Kurt breaks away, hands folding themselves in Blaine's hair and his chest is melded with Blaine's own and he thinks they can't get any closer though he'd certainly like to try

"I never meant that." Kurt is saying, and Blaine just searches blindly for his lips again but Kurt giggles and pulls back. "I never meant I didn't want you. I was so mad you thought that. How could I not want you, Blaine?"

Blaine stops trying to kiss Kurt and says quite eloquently, "Huh?"

"I didn't want you to leave. When I said I couldn't keep up with you I meant I just couldn't watch you comfort me. I wanted someone to not feel sorry for me. When my Mom died everyone was constantly reminding me of her death. I'd be fine and I'd have just for a minute had forgotten because I was happily playing when someone would come along—with good intentions I'm sure—and say, "Oh, you must miss your Mom so bad, huh?" and I would then. I didn't want you comforting me. I didn't want you to try and fix things and try and make me better all the time. I wanted to grieve and move on like Dad would've wanted me to." Kurt takes in a shaky breath and they're standing apart again, this confession hanging in the air, the weight of it tangible between them.

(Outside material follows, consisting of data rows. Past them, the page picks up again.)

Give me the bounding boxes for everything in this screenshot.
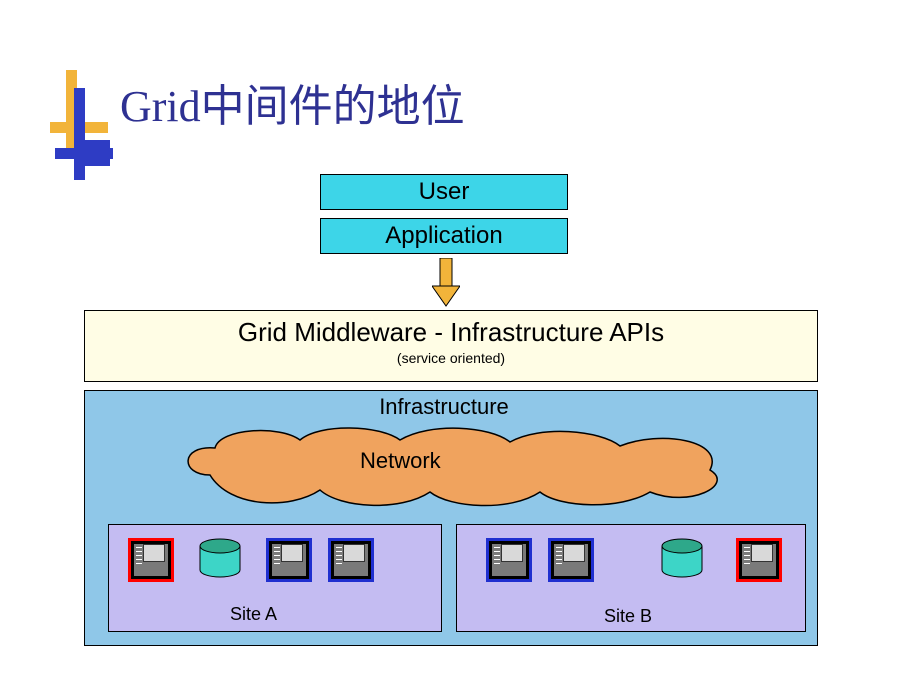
title-bullet-icon	[50, 70, 120, 180]
application-layer-box: Application	[320, 218, 568, 254]
middleware-layer-label: Grid Middleware - Infrastructure APIs	[238, 317, 664, 347]
middleware-layer-box: Grid Middleware - Infrastructure APIs (s…	[84, 310, 818, 382]
site-a-label: Site A	[230, 604, 277, 625]
title-area: Grid中间件的地位	[50, 55, 750, 185]
arrow-down-icon	[432, 258, 460, 308]
network-cloud-icon	[170, 420, 740, 510]
user-layer-box: User	[320, 174, 568, 210]
server-icon	[736, 538, 782, 582]
network-label: Network	[360, 448, 441, 474]
infrastructure-label: Infrastructure	[320, 394, 568, 420]
server-icon	[266, 538, 312, 582]
slide-title: Grid中间件的地位	[120, 70, 465, 134]
server-icon	[486, 538, 532, 582]
server-icon	[128, 538, 174, 582]
server-icon	[548, 538, 594, 582]
server-icon	[328, 538, 374, 582]
site-b-label: Site B	[604, 606, 652, 627]
application-layer-label: Application	[385, 222, 502, 249]
middleware-layer-sublabel: (service oriented)	[85, 350, 817, 366]
database-cylinder-icon	[198, 538, 242, 578]
user-layer-label: User	[419, 178, 470, 205]
database-cylinder-icon	[660, 538, 704, 578]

"I've never stopped loving you either." Kurt finally says and it's all Blaine needs.

He gathers up Kurt in his arms and this thing that has clamped his chest shut for so many years releases him and he can breathe again and he thinks it may just be because his arms have never felt so whole and filled until Kurt's warm weight was back in them.

"You and me babe, how about it . . .?" he sings softly, the words sounding like a breath between them and when he kisses Kurt again it's with the promise of future and happiness and a lifetime of singing to Kurt.